Young adults who grew up with complex chronic conditions, such as sickle cell disease and cystic fibrosis, face longer hospital stays, higher readmission rates, and increased resource use when admitted to adult hospitals, according to a new study published in JAMA Network Open.

The research was led by The Hospital for Sick Children (SickKids) and involved a retrospective review of more than 19,000 acute-care hospitalizations among young adults aged 18 to 39 in Ontario during 2018. Findings indicate that while this group makes up only 6.7 percent of young adult hospitalizations, they account for 10.7 percent of all hospital bed-days and incur higher hospitalization costs. Their hospital stays are on average 62 percent longer than those of other young adults, and their 30-day readmission rates are 59 percent higher.

The study is among the first in Canada to examine how childhood-onset complex conditions as a group affect hospital use into adulthood. Researchers note that many of these conditions involve multiple organ systems and require ongoing care across different specialties. While children's hospitals like SickKids have established complex care teams integrating multiple disciplines, similar models are less common in adult care settings.

The most frequent diagnoses among the study population were sickle cell disease, cystic fibrosis, and cerebral palsy. The team suggests that targeted support for medically complex young adults could include improved transition pathways from pediatric to adult services, specialized adult clinics for childhood-onset conditions, and tools to identify patients at risk of extended stays or repeated admissions.

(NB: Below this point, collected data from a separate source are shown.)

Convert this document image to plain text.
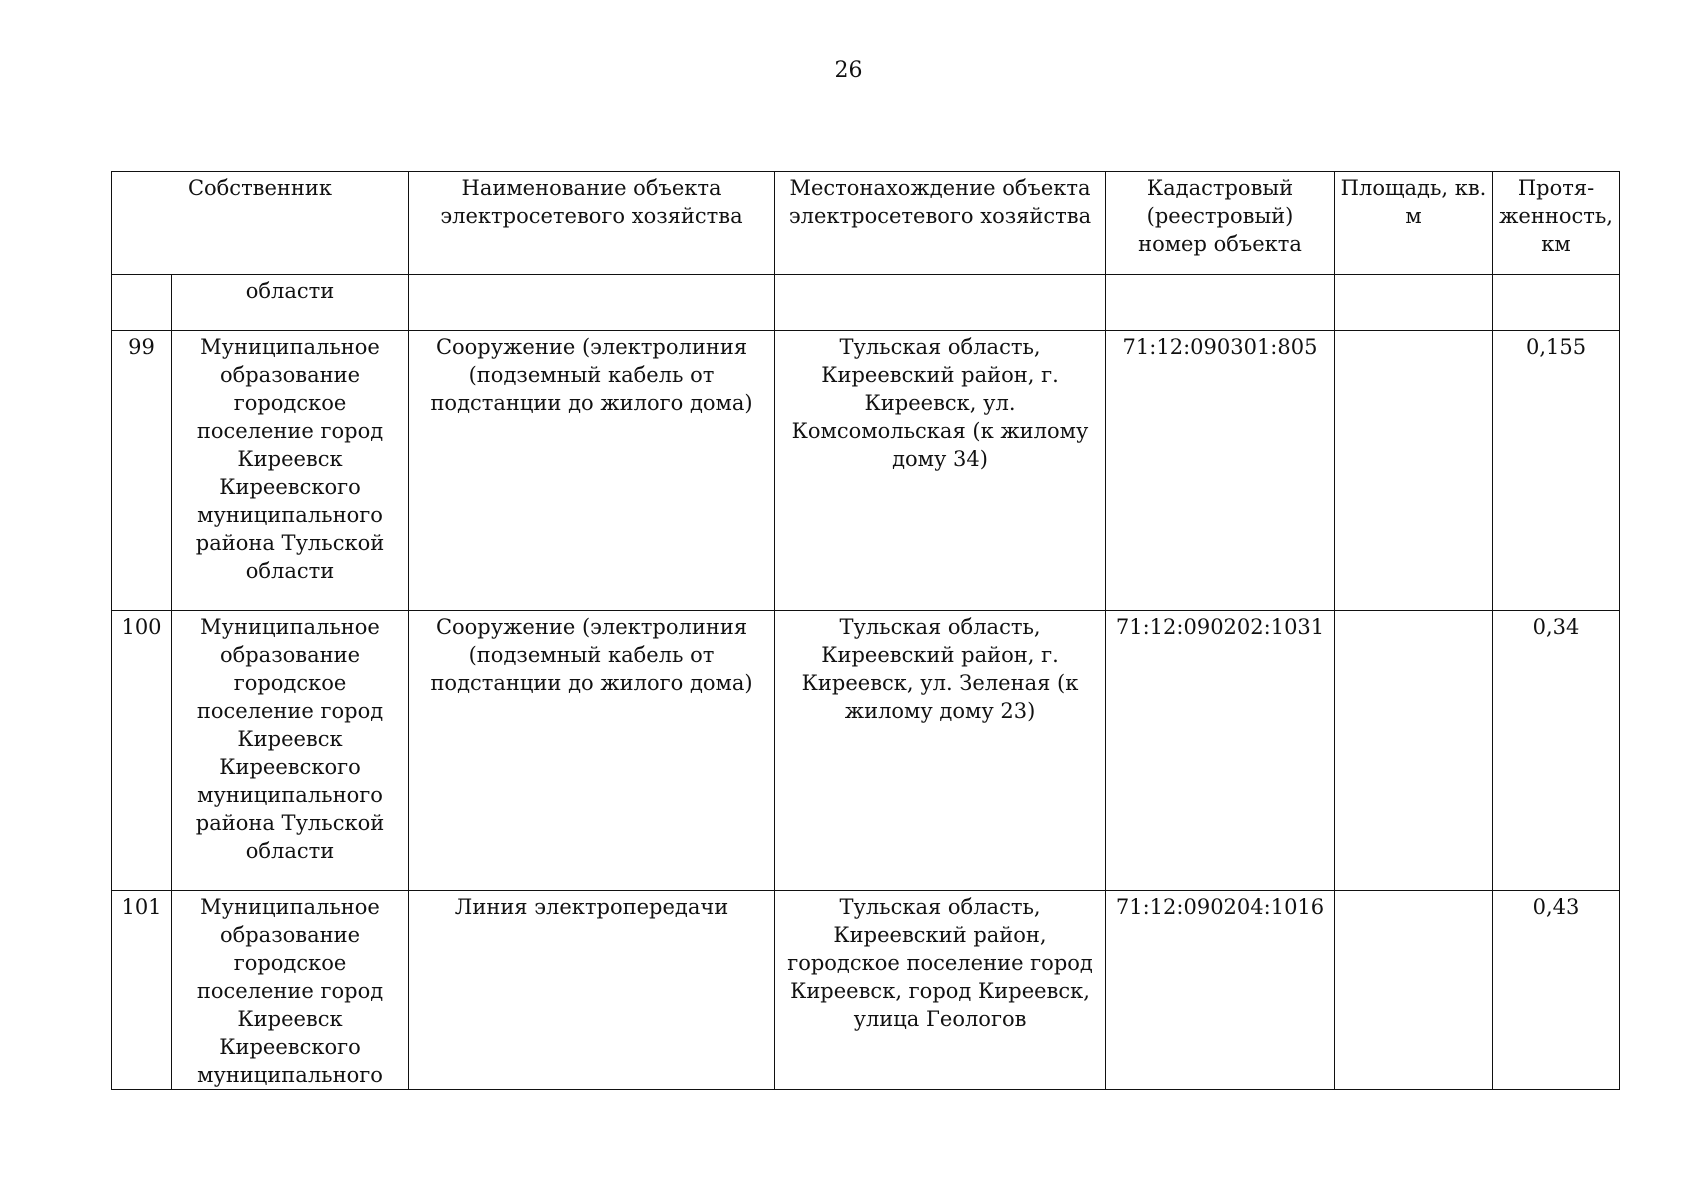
26
Собственник		Наименование объекта электросетевого хозяйства	Местонахождение объекта электросетевого хозяйства	Кадастровый (реестровый) номер объекта	Площадь, кв. м	Протя-женность, км
	области					
99	Муниципальное образование городское поселение город Киреевск Киреевского муниципального района Тульской области	Сооружение (электролиния (подземный кабель от подстанции до жилого дома)	Тульская область, Киреевский район, г. Киреевск, ул. Комсомольская (к жилому дому 34)	71:12:090301:805		0,155
100	Муниципальное образование городское поселение город Киреевск Киреевского муниципального района Тульской области	Сооружение (электролиния (подземный кабель от подстанции до жилого дома)	Тульская область, Киреевский район, г. Киреевск, ул. Зеленая (к жилому дому 23)	71:12:090202:1031		0,34
101	Муниципальное образование городское поселение город Киреевск Киреевского муниципального	Линия электропередачи	Тульская область, Киреевский район, городское поселение город Киреевск, город Киреевск, улица Геологов	71:12:090204:1016		0,43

"I have heard too many times from patients and families that the transition to adult services can feel like 'falling off a cliff,'" said Dr. Eyal Cohen, staff physician and Senior Scientist and Program Head of Child Health Evaluative Sciences. "We've made great progress in developing coordinated models of care for children with complex chronic conditions, but we now need to work collaboratively with primary care providers, adult specialists, adult health systems and policymakers to ensure that these young people continue to have access to excellent care after they leave the paediatric system."

Data was collected from 29 adult hospitals across Ontario using GEMINI, a multi-hospital database combining administrative and clinical data from electronic medical records.

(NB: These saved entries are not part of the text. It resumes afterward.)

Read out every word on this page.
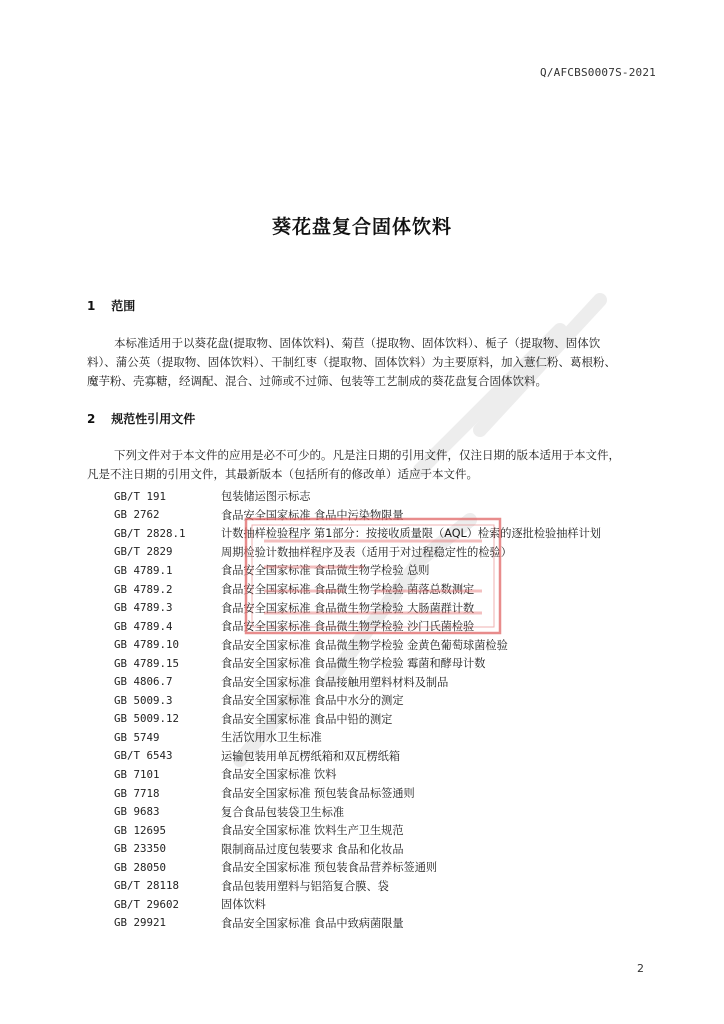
Q/AFCBS0007S-2021
葵花盘复合固体饮料
1 范围
本标准适用于以葵花盘(提取物、固体饮料)、菊苣（提取物、固体饮料）、栀子（提取物、固体饮
料）、蒲公英（提取物、固体饮料）、干制红枣（提取物、固体饮料）为主要原料，加入薏仁粉、葛根粉、
魔芋粉、壳寡糖，经调配、混合、过筛或不过筛、包装等工艺制成的葵花盘复合固体饮料。
2 规范性引用文件
下列文件对于本文件的应用是必不可少的。凡是注日期的引用文件，仅注日期的版本适用于本文件，
凡是不注日期的引用文件，其最新版本（包括所有的修改单）适应于本文件。
GB/T 191	包装储运图示标志
GB 2762	食品安全国家标准 食品中污染物限量
GB/T 2828.1	计数抽样检验程序 第1部分：按接收质量限（AQL）检索的逐批检验抽样计划
GB/T 2829	周期检验计数抽样程序及表（适用于对过程稳定性的检验）
GB 4789.1	食品安全国家标准 食品微生物学检验 总则
GB 4789.2	食品安全国家标准 食品微生物学检验 菌落总数测定
GB 4789.3	食品安全国家标准 食品微生物学检验 大肠菌群计数
GB 4789.4	食品安全国家标准 食品微生物学检验 沙门氏菌检验
GB 4789.10	食品安全国家标准 食品微生物学检验 金黄色葡萄球菌检验
GB 4789.15	食品安全国家标准 食品微生物学检验 霉菌和酵母计数
GB 4806.7	食品安全国家标准 食品接触用塑料材料及制品
GB 5009.3	食品安全国家标准 食品中水分的测定
GB 5009.12	食品安全国家标准 食品中铅的测定
GB 5749	生活饮用水卫生标准
GB/T 6543	运输包装用单瓦楞纸箱和双瓦楞纸箱
GB 7101	食品安全国家标准 饮料
GB 7718	食品安全国家标准 预包装食品标签通则
GB 9683	复合食品包装袋卫生标准
GB 12695	食品安全国家标准 饮料生产卫生规范
GB 23350	限制商品过度包装要求 食品和化妆品
GB 28050	食品安全国家标准 预包装食品营养标签通则
GB/T 28118	食品包装用塑料与铝箔复合膜、袋
GB/T 29602	固体饮料
GB 29921	食品安全国家标准 食品中致病菌限量
2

"This study shows that the typical approaches to caring for older adults in hospital and understanding their health outcomes do not apply well to young adults with complex childhood conditions," said Dr. Amol Verma, Clinician-Scientist at St. Michael's Hospital, Unity Health Toronto. "There is an urgent need to link paediatric and adult healthcare data, which can help us identify patients who are at risk of suffering poor outcomes and design better systems for the transition from paediatric to adult care."

Previous studies have looked at specific childhood-onset diseases or just the initial years after transfer into adult care; this new research covers challenges throughout young adulthood.

"People often think of transition to adult care as equivalent to a transfer, but it's an ongoing process that continues until young adults are firmly connected to the right providers," said Malecki, who is also an internal medicine physician. "This study fills an important evidence gap on beginning to understand how paediatric medical complexity can affect young adult hospital use after transfer to adult care."

Malecki added that this research represents an important first step toward understanding how this population impacts the broader adult healthcare system. She noted it supports further research into specific subgroups and tracking patients beyond adolescence into mid-adulthood—allowing examination beyond just hospital-based outcomes.

Funding for the study came from the Canadian Institutes of Health Research (CIHR), Edwin S.H. Leong Centre for Healthy Children, and GEMINI.